Credits and links that were helpful

Crazy ideas

The following is kept as legacy but was made while working on the ancestor of AnnA, don't judge please.

Disclaimer : I'm a medical student extremely interested in AI but who has trouble devoting time to this passion. This project is a way to get to know machine learning tools but can have practical applications. I like to have crazy ideas to motivate my projects and they are listed belows. Don't laugh. Don't hesitate to contribute either.

  • Scheduling Using AnnA to do more different reviews might, somehow, increase the likelihood of eureka moments where your brain just created a new neural paths. That would supposedly help to remember and master a field.
  • Optimize learning via cues : A weird idea of mine is about the notion that hearing a tone when you're learning something will increase your recall if you have the same tone playing while taking the test. So maybe it would be useful to assign a tone that increases in pitch while you advance in the queue of due cards? I told you it was crazy ideas... Also this tone could play the tone assigned to the cluster when doing random reviews.
  • Mental Walk (credit goes to a discussion with Paul Bricman) : integrating AnnA with VR by offering the user to walk in an imaginary and procedurally generated world with the reviews materialized in precise location.
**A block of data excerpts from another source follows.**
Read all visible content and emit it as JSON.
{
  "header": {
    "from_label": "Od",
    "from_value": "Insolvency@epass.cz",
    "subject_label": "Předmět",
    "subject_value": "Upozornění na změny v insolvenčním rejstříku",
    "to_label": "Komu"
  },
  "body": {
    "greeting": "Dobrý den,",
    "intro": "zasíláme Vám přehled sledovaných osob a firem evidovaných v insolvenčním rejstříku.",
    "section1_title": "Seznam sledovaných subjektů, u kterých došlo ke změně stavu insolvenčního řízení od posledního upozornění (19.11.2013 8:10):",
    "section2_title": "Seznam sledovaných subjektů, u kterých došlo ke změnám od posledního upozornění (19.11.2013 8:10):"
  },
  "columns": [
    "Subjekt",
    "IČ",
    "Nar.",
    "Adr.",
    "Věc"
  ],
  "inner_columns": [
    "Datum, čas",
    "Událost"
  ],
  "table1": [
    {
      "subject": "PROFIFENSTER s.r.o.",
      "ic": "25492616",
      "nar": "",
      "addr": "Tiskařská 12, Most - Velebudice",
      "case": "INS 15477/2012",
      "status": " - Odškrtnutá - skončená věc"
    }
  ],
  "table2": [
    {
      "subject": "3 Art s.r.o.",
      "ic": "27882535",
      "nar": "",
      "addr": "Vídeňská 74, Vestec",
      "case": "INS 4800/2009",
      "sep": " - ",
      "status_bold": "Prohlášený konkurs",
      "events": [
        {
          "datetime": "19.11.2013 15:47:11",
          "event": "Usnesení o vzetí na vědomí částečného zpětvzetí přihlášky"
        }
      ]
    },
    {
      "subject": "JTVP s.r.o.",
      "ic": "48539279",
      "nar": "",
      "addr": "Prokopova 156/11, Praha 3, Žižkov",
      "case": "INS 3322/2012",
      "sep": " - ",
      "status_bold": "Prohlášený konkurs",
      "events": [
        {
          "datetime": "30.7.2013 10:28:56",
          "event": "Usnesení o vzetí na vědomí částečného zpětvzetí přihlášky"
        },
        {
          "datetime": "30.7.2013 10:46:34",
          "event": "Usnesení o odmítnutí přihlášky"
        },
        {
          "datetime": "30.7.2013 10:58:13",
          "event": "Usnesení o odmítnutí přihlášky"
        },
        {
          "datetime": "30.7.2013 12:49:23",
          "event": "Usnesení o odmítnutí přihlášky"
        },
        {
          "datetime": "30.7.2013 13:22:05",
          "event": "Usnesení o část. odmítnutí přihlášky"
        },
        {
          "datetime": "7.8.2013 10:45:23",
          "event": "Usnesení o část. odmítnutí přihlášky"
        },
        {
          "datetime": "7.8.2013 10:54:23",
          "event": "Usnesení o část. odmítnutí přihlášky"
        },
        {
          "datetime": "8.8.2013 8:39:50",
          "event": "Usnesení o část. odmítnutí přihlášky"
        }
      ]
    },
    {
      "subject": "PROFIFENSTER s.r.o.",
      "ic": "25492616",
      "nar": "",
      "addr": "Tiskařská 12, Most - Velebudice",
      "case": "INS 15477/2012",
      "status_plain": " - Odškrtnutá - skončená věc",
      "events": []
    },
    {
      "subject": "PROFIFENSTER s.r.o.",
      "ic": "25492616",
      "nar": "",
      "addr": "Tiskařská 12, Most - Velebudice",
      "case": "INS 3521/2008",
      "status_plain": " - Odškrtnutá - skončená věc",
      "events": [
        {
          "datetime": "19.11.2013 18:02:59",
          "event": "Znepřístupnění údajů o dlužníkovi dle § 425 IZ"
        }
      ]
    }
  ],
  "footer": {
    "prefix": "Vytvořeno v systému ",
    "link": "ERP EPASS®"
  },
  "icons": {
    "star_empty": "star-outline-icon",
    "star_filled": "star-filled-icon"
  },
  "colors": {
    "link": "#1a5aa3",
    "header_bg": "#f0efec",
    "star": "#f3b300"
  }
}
So the user would have to walk to the flashcard location then do the review. The cards would be automatically grouped by cluster into rooms or forests or buildings etc. Allowing to not have to create the mental palace but just have to create the flashcards.
    • a possibility would be to do a dimension reduction to 5 dimensions. Use the 2 first to get the spatial location were the cluster would be assigned. Then the cards would be spread across the room but the 3 remaining vectors could be used to derive something about the room like wall whiteness, floor whiteness and the tempo of a music playing in the background.
    • we could ensure that the clusters would always stay in the same room even after adding many cards or even across users by querying a large language model for the vectors associated to the main descriptors of the cluster.
    • Put it on street view for automatic mental palace?
  • Source Walking : it would be interesting to do the anki reviews in VR where the floor would be your source (pdf, epub, ppt, whatever). The cards would be spread over the document, approximately located above the actual source sentence. Hence leveraging the power of mental palace while doing your reviews. Accessing the big picture AND the small picture.